"Ceyhan seni böyle iştahlı görmemiştim," dedi Verda ama o altında yatan imayı da hissetmişti Ceyhan.

"Ders yüküm o kadar fazla ki, pek yemek yemeğe zaman bulamadım. Çorban ilaç gibi geldi şu an. Eline sağlık." Ceyhan minnettar bir şekilde gülümsedi ve çorbasından içmeye devam etti.

"Afiyet olsun. Başka bir şey yok değil mi?"

"Başka bir şey derken?" Bir ona bir Tuğrul'a baktı Verda ve gülümsedi.

"Hamilelik..."

"Yok hayır," dedi hemen Ceyhan. Evet haklıydı biraz hızlı yemişti ama hiç bu aklına gelmemişti. Hamile değildi daha geçen hafta regl olmuştu.

"Kusura bakma, acilde güçten düşüp bayılan ve hamileliğin sonucu olduğunu söylediğimiz o kadar çok kadın geldi ki... Seni böyle iştahlı görünce," diyerek açıklama yapmak istedi Verda.

"Yok yok önemli değil."

"Papatyamın el lezzeti var, kimse yemeklerine hayır diyemez," dedi ve eşine gülümsedi Serdar.

"Belli zaten, Serdar sanki bir iki kilo aldı. Yeni evlenen kilosu..." Tuğrul'un takılmasına güldü Serdar çünkü arkadaşı haklıydı.

"Şimdi devrem bizim yemeklerle Verda'nın yemekler arasında çok fark var. Zaten çok yememden şikayetçi hiç diyete falan girmek istemiyorum. Spor salonunda halledeceğim inşallah."

"Yemeği kısmadan nasıl vereceksin. Olmaz ki öyle." Verda haklıydı bu konuda ama gereğini de yapacaktı. Bugünlük görmezden gelecekti.

"Kendini aç bırakmayı da biliyor. Yapmadığı şey değil Verda," dedi Tuğrul ona bakarak.

"O yolu daha sağlıklı bir şekilde deneyebilir. Ben de destek olurum. Uçar gider kilolar."

"Teşekkürler papatyam." Birbirlerine bakıp gülümsediler ve yemeklerini yemeye devam ettiler.

***

"Uzun zamandır hiç bu kadar çok yememiştim. Kız çok hamaratmış. O böreğin tadını halen ağzımda hissediyorum. Çok güzeldi," dedi Ceyhan dairelerinin kapısından içeriye girdiklerinde.

"Bak ya göbeğim çıkmış işte." Ceyhan eliyle göbeğine vurduğunda Tuğrul güldü.

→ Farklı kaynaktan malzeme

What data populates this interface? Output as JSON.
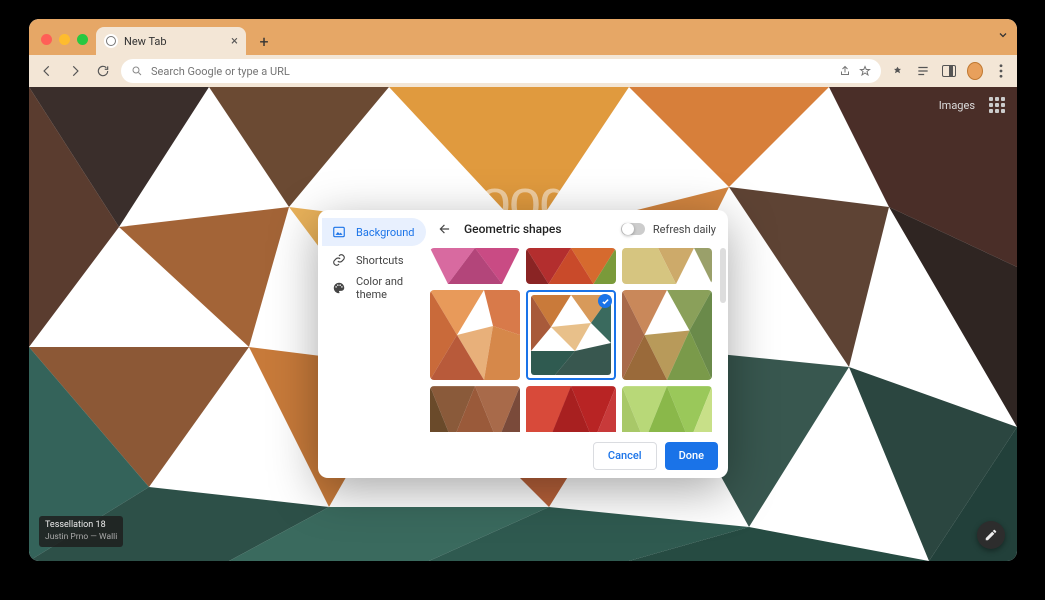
{
  "tab": {
    "title": "New Tab"
  },
  "omnibox": {
    "placeholder": "Search Google or type a URL"
  },
  "header_links": {
    "images": "Images"
  },
  "logo": "Google",
  "attribution": {
    "title": "Tessellation 18",
    "subtitle": "Justin Prno — Walli"
  },
  "dialog": {
    "title": "Geometric shapes",
    "refresh_label": "Refresh daily",
    "sidebar": {
      "background": "Background",
      "shortcuts": "Shortcuts",
      "color_theme": "Color and theme"
    },
    "footer": {
      "cancel": "Cancel",
      "done": "Done"
    }
  }
}
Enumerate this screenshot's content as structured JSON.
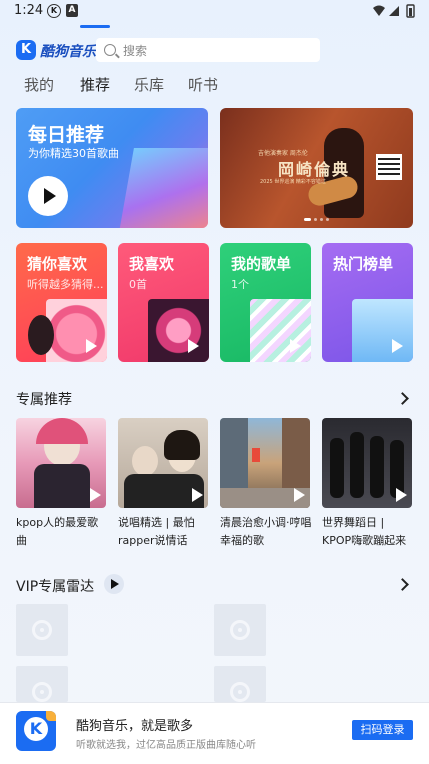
{
  "status_bar": {
    "time": "1:24",
    "icon_k": "K",
    "icon_a": "A"
  },
  "header": {
    "logo_letter": "K",
    "logo_text": "酷狗音乐",
    "search_placeholder": "搜索"
  },
  "tabs": [
    {
      "label": "我的",
      "active": false
    },
    {
      "label": "推荐",
      "active": true
    },
    {
      "label": "乐库",
      "active": false
    },
    {
      "label": "听书",
      "active": false
    }
  ],
  "daily": {
    "title": "每日推荐",
    "subtitle": "为你精选30首歌曲"
  },
  "banner": {
    "small_top": "吉他演奏家 周杰伦",
    "title": "岡崎倫典",
    "small_bottom": "2025 世界巡演 精彩不容错过"
  },
  "mini_cards": [
    {
      "title": "猜你喜欢",
      "subtitle": "听得越多猜得..."
    },
    {
      "title": "我喜欢",
      "subtitle": "0首"
    },
    {
      "title": "我的歌单",
      "subtitle": "1个"
    },
    {
      "title": "热门榜单",
      "subtitle": ""
    }
  ],
  "section_exclusive": {
    "title": "专属推荐"
  },
  "playlists": [
    {
      "name": "kpop人的最爱歌曲"
    },
    {
      "name": "说唱精选 | 最怕rapper说情话"
    },
    {
      "name": "清晨治愈小调·哼唱幸福的歌"
    },
    {
      "name": "世界舞蹈日 | KPOP嗨歌蹦起来"
    }
  ],
  "section_vip": {
    "title": "VIP专属雷达"
  },
  "promo": {
    "logo_letter": "K",
    "title": "酷狗音乐，就是歌多",
    "subtitle": "听歌就选我，过亿高品质正版曲库随心听",
    "button": "扫码登录"
  }
}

"Ben bir şey göremiyorum," dedi onu rahatlatmak için. Ceyhan bugün çok yediğini iddia etse de normal bir öğün yediğini düşünüyordu Tuğrul. Çok az yediği için midesi de küçülmüş olmalıydı.

"Kilo alacağım. Şu gittiğiniz spor salonuna birlikte gidelim."

"Tamam ama kilo alsan da bir şey fark etmez ki ben Ceyhan'ın her halini çok severim. Hem bir iki kilodan da sağlığın gitmez." Birlikte salona geçtiler ve yanyana koltuğa oturduklarında Tuğrul onu kendine çekti.

"Şu an çok tatlısın biliyor musun?" dedi Ceyhan ona aşkla bakarak. Elini Tuğrul'un yanağına götürdü ve yavaşça okşadı.

"Seni düşünüyorum diye azar da yedim sabah hatırlatırım." Tuğrul'un bu hafif imalı cümlesine Ceyhan yavaşça gülümsedi.

"Sana hem kızarım hem de severim."

"Ben yapsam kıyametleri koparırsın. Yastığımı elime verip koltukta yatmamı istersin." Ceyhan kahkaha atarken onun doğru söylediğini biliyordu ama o kadar acımasız olacağını da düşünmüyordu.

"Kıyamam ki ben sana." Ceyhan yaklaştı ve yavaşça dudaklarına minik bir öpücük bıraktı.

"Verda haklı olsaydı acaba ne olurdu diye düşünüyorum." Tuğrul Ceyhan'ın saçlarını okşadı yavaşça ve gözleri düşünceli bir hal aldı.